I had been thinking of the club, not the law.

I didn’t even attempt to hide the gun laying heavily on the passenger seat. I had a permit. I was also a Fletcher. No cop would fuck with me.

Not any day.

Not today of all days.

I stared forward, winding down my window as dirt crunched beneath the feet of the approaching officer.

I didn’t let myself think it was him.

Didn’t let myself hope.

I prayed it wasn’t.

God had been looking the other way for the past twenty-five hours, so he didn’t hear my prayer. A light illuminated my car and I squinted, accustomed to the darkness surrounding me, in both my exterior and interior worlds.

“Jesus, Rosie,” Luke snapped.

I glared up at him and saw his furious eyes were focused on the gun in my passenger seat.

“Get out of the car,” he ordered.

I clenched my hands on the steering wheel. “I haven’t broken any laws, wasn’t speeding.

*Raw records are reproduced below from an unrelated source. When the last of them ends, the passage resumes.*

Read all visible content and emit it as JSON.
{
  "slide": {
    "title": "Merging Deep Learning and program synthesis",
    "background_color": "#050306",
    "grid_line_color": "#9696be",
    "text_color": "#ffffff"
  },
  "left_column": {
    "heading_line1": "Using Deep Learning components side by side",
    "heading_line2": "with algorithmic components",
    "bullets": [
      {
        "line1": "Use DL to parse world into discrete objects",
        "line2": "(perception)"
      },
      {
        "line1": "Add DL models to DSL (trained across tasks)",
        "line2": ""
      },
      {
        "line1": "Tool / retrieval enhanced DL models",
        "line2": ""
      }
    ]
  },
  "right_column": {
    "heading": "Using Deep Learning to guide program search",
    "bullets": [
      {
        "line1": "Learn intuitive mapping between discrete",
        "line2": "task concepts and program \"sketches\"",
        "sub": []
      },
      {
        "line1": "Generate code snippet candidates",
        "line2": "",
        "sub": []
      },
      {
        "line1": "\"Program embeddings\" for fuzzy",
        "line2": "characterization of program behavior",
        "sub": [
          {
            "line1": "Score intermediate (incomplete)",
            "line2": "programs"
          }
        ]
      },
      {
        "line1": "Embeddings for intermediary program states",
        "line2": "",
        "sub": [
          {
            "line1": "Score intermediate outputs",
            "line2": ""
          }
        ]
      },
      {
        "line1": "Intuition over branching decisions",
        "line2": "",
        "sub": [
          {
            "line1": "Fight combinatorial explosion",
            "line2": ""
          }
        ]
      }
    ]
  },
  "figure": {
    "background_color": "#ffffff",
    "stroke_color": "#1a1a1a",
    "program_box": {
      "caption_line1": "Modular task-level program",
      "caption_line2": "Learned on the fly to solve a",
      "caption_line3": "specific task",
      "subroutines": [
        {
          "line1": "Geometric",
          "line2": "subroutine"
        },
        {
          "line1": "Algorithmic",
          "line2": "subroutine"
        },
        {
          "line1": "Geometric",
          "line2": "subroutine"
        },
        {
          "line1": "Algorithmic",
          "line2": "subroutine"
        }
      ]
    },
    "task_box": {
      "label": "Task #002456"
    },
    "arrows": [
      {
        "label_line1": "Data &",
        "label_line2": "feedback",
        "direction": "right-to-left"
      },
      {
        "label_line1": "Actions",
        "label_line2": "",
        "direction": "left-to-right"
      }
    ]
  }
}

I’m not sure why you need me to do that, Officer.” I was horrified to notice that my voice was disembodied, mimicking that empty and emotionless tone that Bull had employed before he tore half the hospital room to the ground.

I flinched.

Before Laurie died.

My hands tightened to the point of pain. Or what I imagined might’ve been pain if I wasn’t focusing on the hot agony pulsing from my heart, pumping poison to every inch of me.

“Rosie, get out of the fucking car!” Luke bellowed.